Darum geht‘s: Nach jahrelangem Streit hatten die Stadtwerke und ihr Ex-Sprecher im Oktober einen Vergleich geschlossen: Man trennt sich einvernehmlich und vereinbart Stillschweigen über die Inhalte des Vergleichs sowie „jegliche“ das Arbeitsverhältnis betreffende Vorgänge. Zu dem Abschluss gab das Unternehmen eine fünfzeilige Pressemitteilung heraus.

Doch mit dieser Pressemitteilung verstießen die Stadtwerke in Nahrstedts Augen bereits gegen die Verschwiegenheitsklausel, daher fordert er die vereinbarte Vertragsstrafe von 11.800 Euro für jeden einzelnen Verstoß.

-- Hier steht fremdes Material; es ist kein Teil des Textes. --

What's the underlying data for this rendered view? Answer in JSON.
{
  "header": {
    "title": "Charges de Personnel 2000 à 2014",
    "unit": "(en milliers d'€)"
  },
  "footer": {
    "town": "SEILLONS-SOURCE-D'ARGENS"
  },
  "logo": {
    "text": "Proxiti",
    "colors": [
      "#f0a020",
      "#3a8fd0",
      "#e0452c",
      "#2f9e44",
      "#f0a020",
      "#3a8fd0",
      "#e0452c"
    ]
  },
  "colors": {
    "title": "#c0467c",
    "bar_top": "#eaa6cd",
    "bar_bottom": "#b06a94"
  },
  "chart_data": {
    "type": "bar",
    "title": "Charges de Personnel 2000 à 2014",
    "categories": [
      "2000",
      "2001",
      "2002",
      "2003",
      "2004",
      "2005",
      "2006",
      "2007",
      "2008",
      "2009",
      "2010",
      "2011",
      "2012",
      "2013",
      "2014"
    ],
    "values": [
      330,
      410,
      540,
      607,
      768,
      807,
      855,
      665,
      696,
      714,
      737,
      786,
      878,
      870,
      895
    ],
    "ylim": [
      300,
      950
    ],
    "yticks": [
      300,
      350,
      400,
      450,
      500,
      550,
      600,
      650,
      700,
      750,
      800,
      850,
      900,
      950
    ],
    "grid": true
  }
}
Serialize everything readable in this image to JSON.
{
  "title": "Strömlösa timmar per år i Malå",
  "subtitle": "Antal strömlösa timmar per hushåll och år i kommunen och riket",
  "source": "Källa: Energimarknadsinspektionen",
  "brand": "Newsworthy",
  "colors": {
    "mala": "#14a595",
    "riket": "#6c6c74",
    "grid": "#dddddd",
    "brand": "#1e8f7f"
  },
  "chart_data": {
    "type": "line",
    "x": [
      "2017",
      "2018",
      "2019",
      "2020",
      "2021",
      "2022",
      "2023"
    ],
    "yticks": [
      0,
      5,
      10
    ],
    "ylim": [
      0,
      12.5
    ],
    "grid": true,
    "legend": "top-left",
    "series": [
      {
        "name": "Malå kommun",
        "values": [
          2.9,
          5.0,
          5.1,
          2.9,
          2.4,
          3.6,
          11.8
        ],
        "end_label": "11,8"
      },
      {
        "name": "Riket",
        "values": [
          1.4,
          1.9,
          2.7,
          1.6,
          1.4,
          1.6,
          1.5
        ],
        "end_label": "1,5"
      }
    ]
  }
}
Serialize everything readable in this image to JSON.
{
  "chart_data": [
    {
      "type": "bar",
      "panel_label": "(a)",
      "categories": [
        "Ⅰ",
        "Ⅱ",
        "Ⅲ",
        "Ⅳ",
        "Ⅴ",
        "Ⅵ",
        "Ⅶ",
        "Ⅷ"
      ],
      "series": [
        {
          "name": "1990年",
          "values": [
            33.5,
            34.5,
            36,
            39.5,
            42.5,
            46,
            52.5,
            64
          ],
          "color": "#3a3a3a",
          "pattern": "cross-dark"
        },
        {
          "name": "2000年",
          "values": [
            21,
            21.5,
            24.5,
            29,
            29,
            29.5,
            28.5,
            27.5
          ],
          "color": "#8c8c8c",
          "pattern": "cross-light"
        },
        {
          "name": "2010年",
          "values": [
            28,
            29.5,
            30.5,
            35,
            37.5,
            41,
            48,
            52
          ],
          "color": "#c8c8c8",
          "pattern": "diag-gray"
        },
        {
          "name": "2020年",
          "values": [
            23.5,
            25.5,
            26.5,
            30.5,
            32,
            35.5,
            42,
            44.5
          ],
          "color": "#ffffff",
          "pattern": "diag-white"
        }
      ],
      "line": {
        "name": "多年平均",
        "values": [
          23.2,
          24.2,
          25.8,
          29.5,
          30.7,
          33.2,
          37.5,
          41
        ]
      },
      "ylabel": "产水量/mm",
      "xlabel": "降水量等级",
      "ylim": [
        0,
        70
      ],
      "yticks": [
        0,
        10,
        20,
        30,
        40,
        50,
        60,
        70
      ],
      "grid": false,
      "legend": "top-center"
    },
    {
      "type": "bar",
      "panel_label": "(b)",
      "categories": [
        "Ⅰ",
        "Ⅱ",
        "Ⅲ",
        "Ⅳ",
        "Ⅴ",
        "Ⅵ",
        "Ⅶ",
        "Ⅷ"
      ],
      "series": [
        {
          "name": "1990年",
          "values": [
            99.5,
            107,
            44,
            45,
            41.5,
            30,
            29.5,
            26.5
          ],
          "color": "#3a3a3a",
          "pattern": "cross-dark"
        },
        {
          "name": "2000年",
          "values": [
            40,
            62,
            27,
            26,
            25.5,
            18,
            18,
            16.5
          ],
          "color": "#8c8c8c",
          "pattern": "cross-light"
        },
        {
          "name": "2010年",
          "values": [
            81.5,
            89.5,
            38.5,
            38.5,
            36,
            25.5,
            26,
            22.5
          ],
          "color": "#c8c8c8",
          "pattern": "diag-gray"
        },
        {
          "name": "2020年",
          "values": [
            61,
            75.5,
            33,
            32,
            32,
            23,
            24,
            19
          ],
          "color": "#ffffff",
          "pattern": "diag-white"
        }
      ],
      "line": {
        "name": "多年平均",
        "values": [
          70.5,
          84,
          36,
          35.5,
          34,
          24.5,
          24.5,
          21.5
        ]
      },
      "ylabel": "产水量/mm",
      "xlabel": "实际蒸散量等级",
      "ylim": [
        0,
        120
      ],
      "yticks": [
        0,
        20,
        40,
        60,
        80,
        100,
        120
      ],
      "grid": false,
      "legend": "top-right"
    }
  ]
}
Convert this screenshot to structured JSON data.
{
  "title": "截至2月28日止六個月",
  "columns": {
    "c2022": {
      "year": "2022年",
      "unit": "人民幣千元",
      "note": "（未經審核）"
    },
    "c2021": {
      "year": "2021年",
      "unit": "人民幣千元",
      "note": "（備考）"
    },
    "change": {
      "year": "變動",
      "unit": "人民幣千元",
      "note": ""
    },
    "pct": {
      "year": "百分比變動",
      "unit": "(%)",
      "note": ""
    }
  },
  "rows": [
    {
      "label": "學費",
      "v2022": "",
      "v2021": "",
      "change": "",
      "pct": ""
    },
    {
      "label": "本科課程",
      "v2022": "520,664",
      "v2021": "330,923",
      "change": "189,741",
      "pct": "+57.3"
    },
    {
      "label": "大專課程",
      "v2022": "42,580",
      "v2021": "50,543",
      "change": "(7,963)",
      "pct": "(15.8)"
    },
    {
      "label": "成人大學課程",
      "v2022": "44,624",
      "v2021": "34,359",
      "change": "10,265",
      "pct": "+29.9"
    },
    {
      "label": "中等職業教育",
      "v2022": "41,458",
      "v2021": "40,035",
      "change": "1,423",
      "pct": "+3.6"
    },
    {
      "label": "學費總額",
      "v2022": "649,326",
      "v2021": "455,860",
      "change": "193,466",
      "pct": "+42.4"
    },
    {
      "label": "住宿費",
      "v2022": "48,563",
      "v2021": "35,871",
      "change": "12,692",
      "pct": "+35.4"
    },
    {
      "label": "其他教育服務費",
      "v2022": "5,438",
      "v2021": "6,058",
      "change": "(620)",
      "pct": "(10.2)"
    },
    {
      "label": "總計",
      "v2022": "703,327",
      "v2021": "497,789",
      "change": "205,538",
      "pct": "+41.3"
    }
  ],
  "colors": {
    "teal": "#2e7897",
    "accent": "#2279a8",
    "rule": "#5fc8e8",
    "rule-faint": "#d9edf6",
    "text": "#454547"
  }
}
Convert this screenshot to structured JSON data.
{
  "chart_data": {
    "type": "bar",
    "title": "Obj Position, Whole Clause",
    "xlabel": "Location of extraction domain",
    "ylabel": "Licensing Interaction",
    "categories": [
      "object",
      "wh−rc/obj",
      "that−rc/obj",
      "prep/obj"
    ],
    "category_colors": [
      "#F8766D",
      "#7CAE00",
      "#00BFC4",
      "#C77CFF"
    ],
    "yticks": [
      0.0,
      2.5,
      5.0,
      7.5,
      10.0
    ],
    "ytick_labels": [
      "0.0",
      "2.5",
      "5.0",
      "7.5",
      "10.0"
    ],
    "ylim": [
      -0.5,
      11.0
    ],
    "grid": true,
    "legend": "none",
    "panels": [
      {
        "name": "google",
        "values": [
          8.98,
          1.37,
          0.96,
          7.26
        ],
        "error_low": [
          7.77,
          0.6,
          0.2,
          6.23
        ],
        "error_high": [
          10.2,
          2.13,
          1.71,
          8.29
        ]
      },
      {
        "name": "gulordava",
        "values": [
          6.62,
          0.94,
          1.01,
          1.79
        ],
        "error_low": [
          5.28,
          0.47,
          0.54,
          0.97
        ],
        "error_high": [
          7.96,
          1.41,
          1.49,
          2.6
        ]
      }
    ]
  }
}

Wie allumfassend ist die Formulierung „jegliche“, und wie würde sie ein Dritter verstehen? Darüber muss das Arbeitsgericht nun in einem Kammertermin im Februar entscheiden. Denn eine Einigung kam in der 15-minütigen Güteverhandlung nicht zustande, in der Nahrstedt stumm blieb.

Stadtwerke-Anwalt Tim Varlemann kündigte an, man erwäge eine Gegenklage - immerhin habe Nahrstedt in seiner Klageschrift ebenfalls die Verschwiegenheit verletzt.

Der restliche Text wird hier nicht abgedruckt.